Annette
A morning coincidence, to school we laughed and skipped -
A cloud that drifted through the sky, from my mind it slipped.
For many years and then forever, I would forget
That happy race with the breezy, carefree Annette.
Sleepwalking through my life, I was ready to awake,
Never much a part of it, but ready to partake,
I sensed her presence near me, but she remained unmet.
How to find a way to talk to the luminous Annette?
Screwing up my courage, for I was a little green,
Pretending to be tough and wise for all the things I’d seen,
“Bogie” would have been my most ill-chosen sobriquet.
How to really get to know the beautiful Annette?
I forged on to know her, not being very gallant.
She was forbearing, so it did not require talent.
As fortunate a man or boy I was - though still yet -
I badly needed to kiss the rapturous Annette.
This quest would continue, as one night’s attempted kiss,
Fatefully, was less a prince’s hit and more a froggie’s miss.
Plain as day, I’d be croaking solo - never a duet
With what was to me, the unattainable Annette.
How could this be? Some lessons are very hard to learn.
Love takes two, there’s no guarantee your love she’ll return.
Life’s not a Hollywood movie - this much I regret -
No more scripted ending with the judicious Annette.
Like many of life’s travails, this kind we must accept.
The day the teacher gave this lesson, I must have overslept,
Or I would have let time do its magic, and forget,
not thinking much about the unforgettable Annette.
I tortured myself over why I failed to win her.
Was it because in life I was only a beginner?
Perhaps I lacked maturity - some things I didn’t get.
If I had been a nicer guy, I might have won Annette.
I tried to deny, explain, and understand my defeat.
In every way, just like a hamster wheel might repeat.

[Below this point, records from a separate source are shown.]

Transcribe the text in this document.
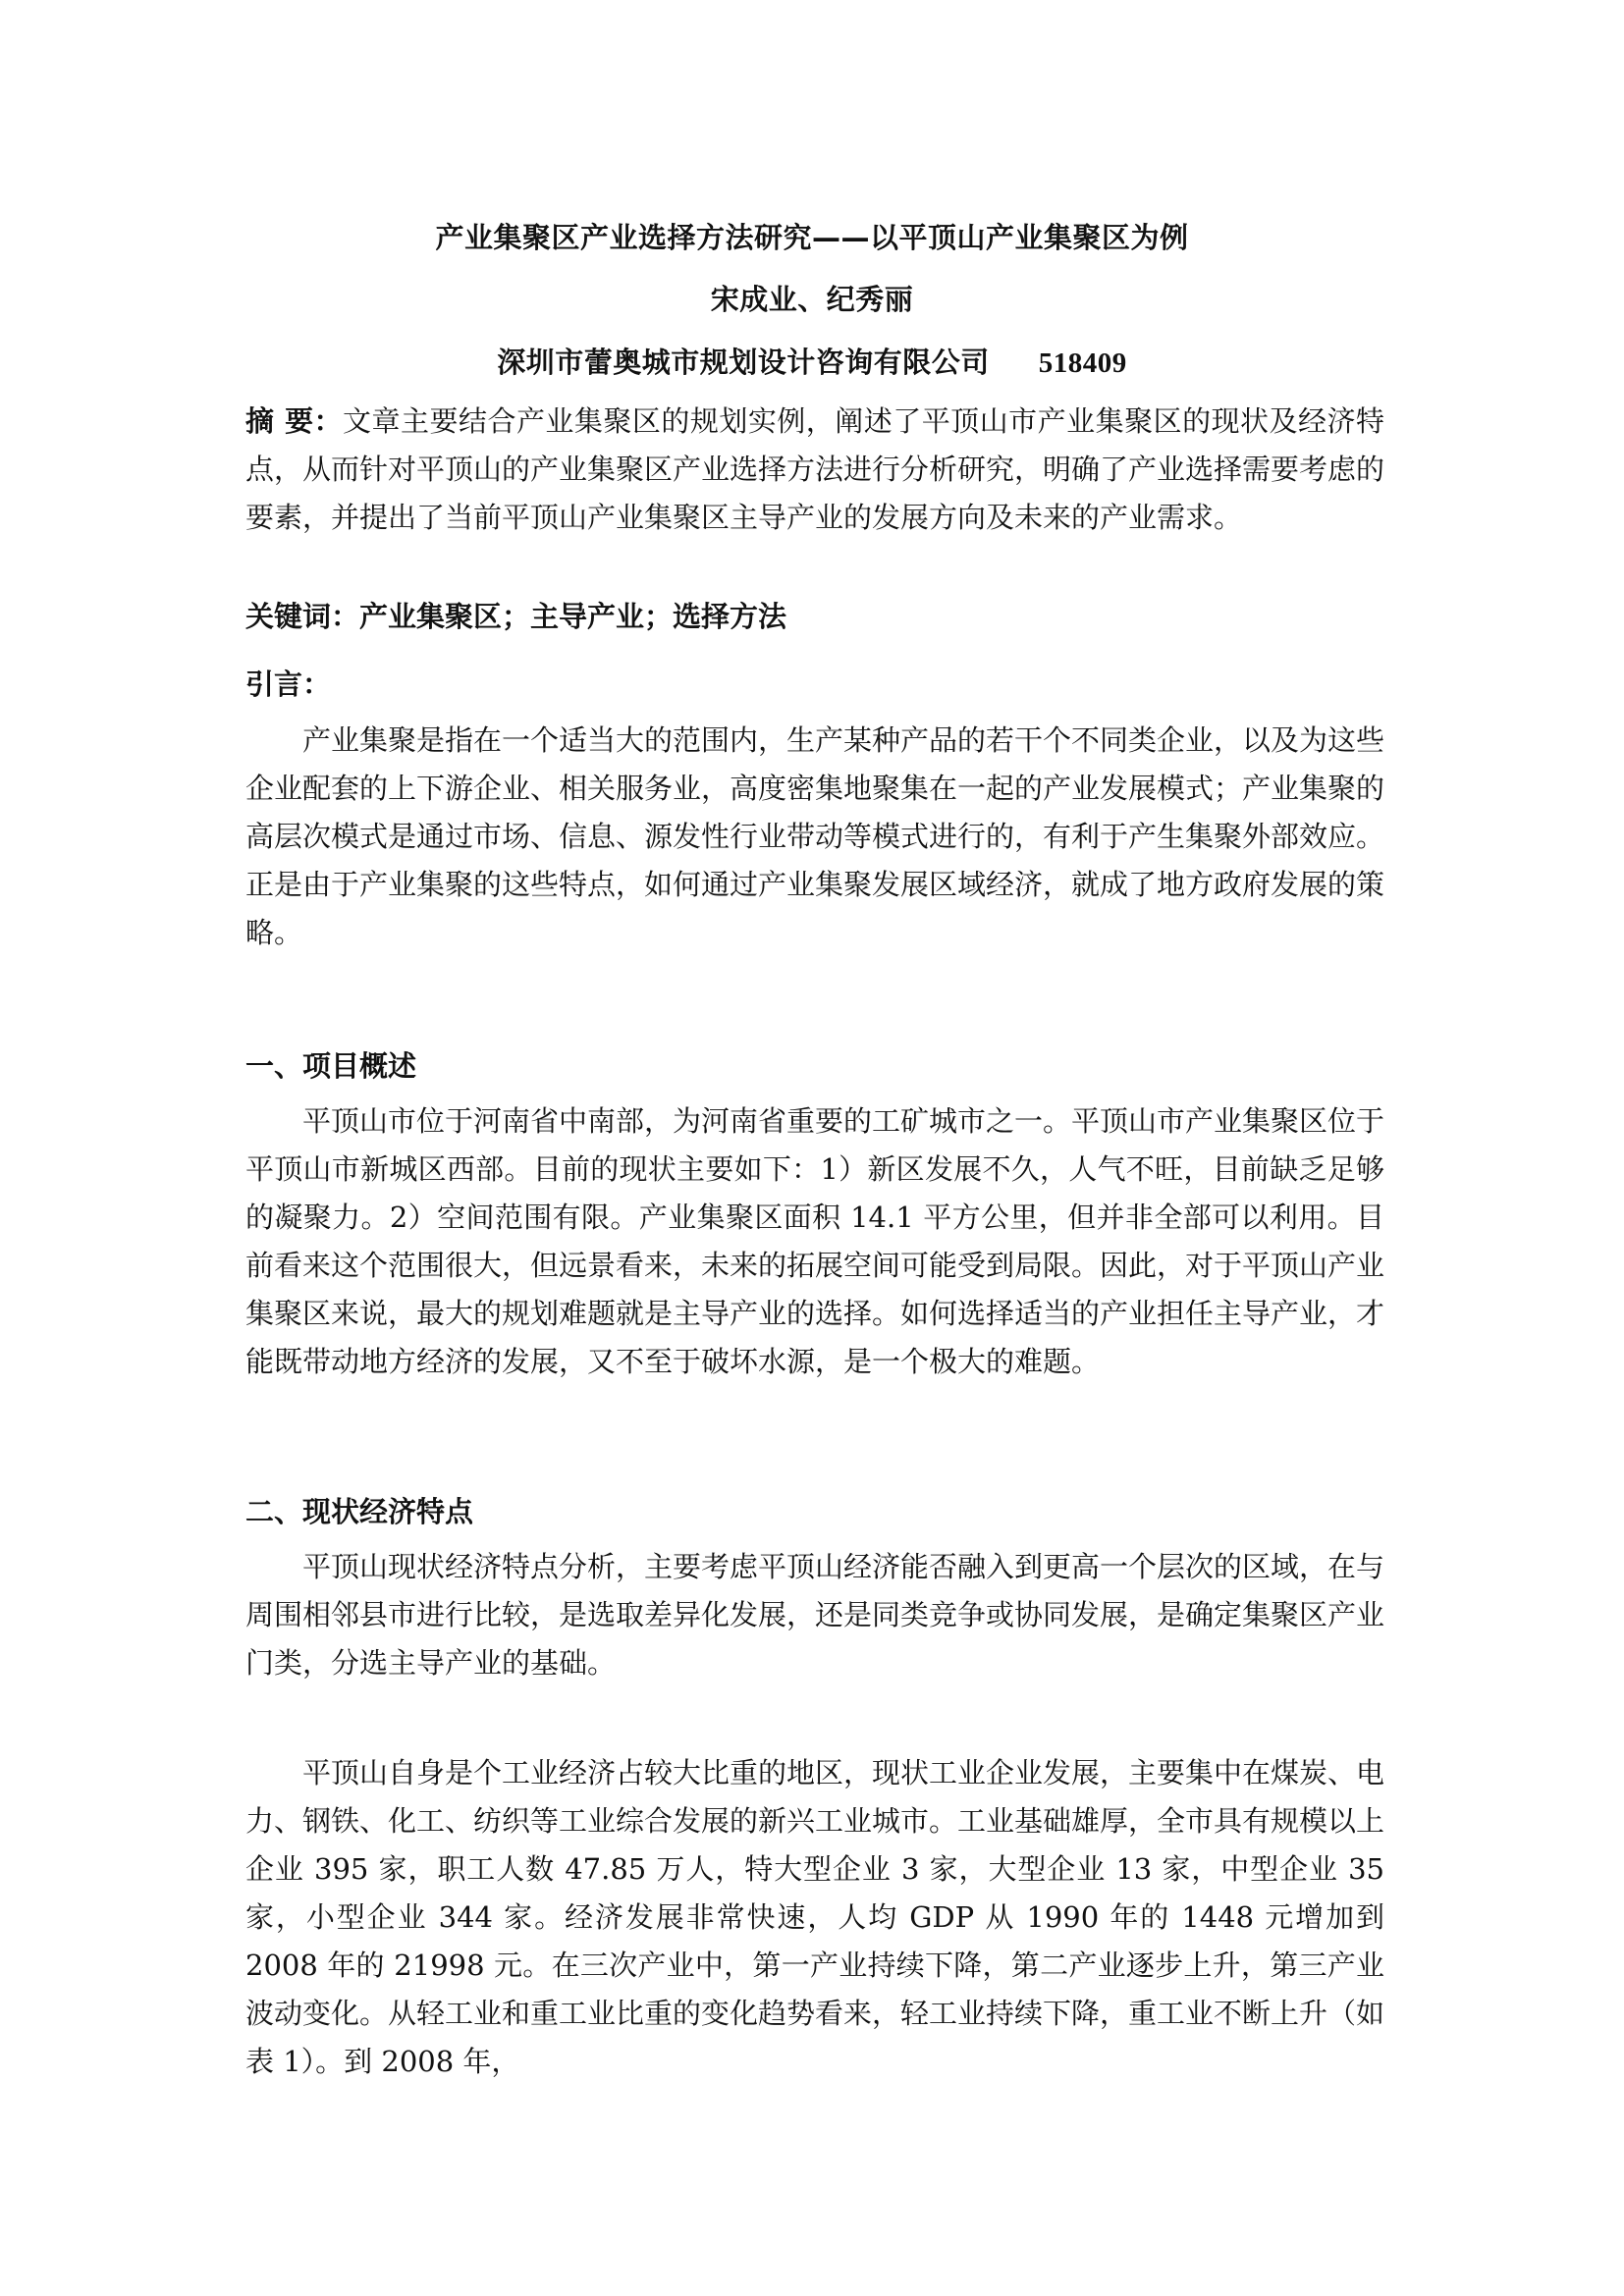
产业集聚区产业选择方法研究——以平顶山产业集聚区为例
宋成业、纪秀丽
深圳市蕾奥城市规划设计咨询有限公司 518409

摘 要：文章主要结合产业集聚区的规划实例，阐述了平顶山市产业集聚区的现状及经济特点，从而针对平顶山的产业集聚区产业选择方法进行分析研究，明确了产业选择需要考虑的要素，并提出了当前平顶山产业集聚区主导产业的发展方向及未来的产业需求。

关键词：产业集聚区；主导产业；选择方法

引言：

产业集聚是指在一个适当大的范围内，生产某种产品的若干个不同类企业，以及为这些企业配套的上下游企业、相关服务业，高度密集地聚集在一起的产业发展模式；产业集聚的高层次模式是通过市场、信息、源发性行业带动等模式进行的，有利于产生集聚外部效应。正是由于产业集聚的这些特点，如何通过产业集聚发展区域经济，就成了地方政府发展的策略。

一、项目概述

平顶山市位于河南省中南部，为河南省重要的工矿城市之一。平顶山市产业集聚区位于平顶山市新城区西部。目前的现状主要如下：1）新区发展不久，人气不旺，目前缺乏足够的凝聚力。2）空间范围有限。产业集聚区面积 14.1 平方公里，但并非全部可以利用。目前看来这个范围很大，但远景看来，未来的拓展空间可能受到局限。因此，对于平顶山产业集聚区来说，最大的规划难题就是主导产业的选择。如何选择适当的产业担任主导产业，才能既带动地方经济的发展，又不至于破坏水源，是一个极大的难题。

二、现状经济特点

平顶山现状经济特点分析，主要考虑平顶山经济能否融入到更高一个层次的区域，在与周围相邻县市进行比较，是选取差异化发展，还是同类竞争或协同发展，是确定集聚区产业门类，分选主导产业的基础。

平顶山自身是个工业经济占较大比重的地区，现状工业企业发展，主要集中在煤炭、电力、钢铁、化工、纺织等工业综合发展的新兴工业城市。工业基础雄厚，全市具有规模以上企业 395 家，职工人数 47.85 万人，特大型企业 3 家，大型企业 13 家，中型企业 35 家，小型企业 344 家。经济发展非常快速，人均 GDP 从 1990 年的 1448 元增加到 2008 年的 21998 元。在三次产业中，第一产业持续下降，第二产业逐步上升，第三产业波动变化。从轻工业和重工业比重的变化趋势看来，轻工业持续下降，重工业不断上升（如表 1）。到 2008 年，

Through life these thoughts would to my sanity pose a threat -
I sometimes wondered if there ever was an Annette.
The blessed instant I died, I lost an ounce of care,
But of its escape, being dead, I was unaware.
The sad day of my funeral, everyone got wet,
Except one with an umbrella, well-prepared Annette.
Words heard by a passing bird as through the sky it traversed,
“The day we raced to school to see who would get their first -
Why’d you trip me and skin my knee just to win a bet?
Rest in peace, dear departed, yours, in memory, Annette.”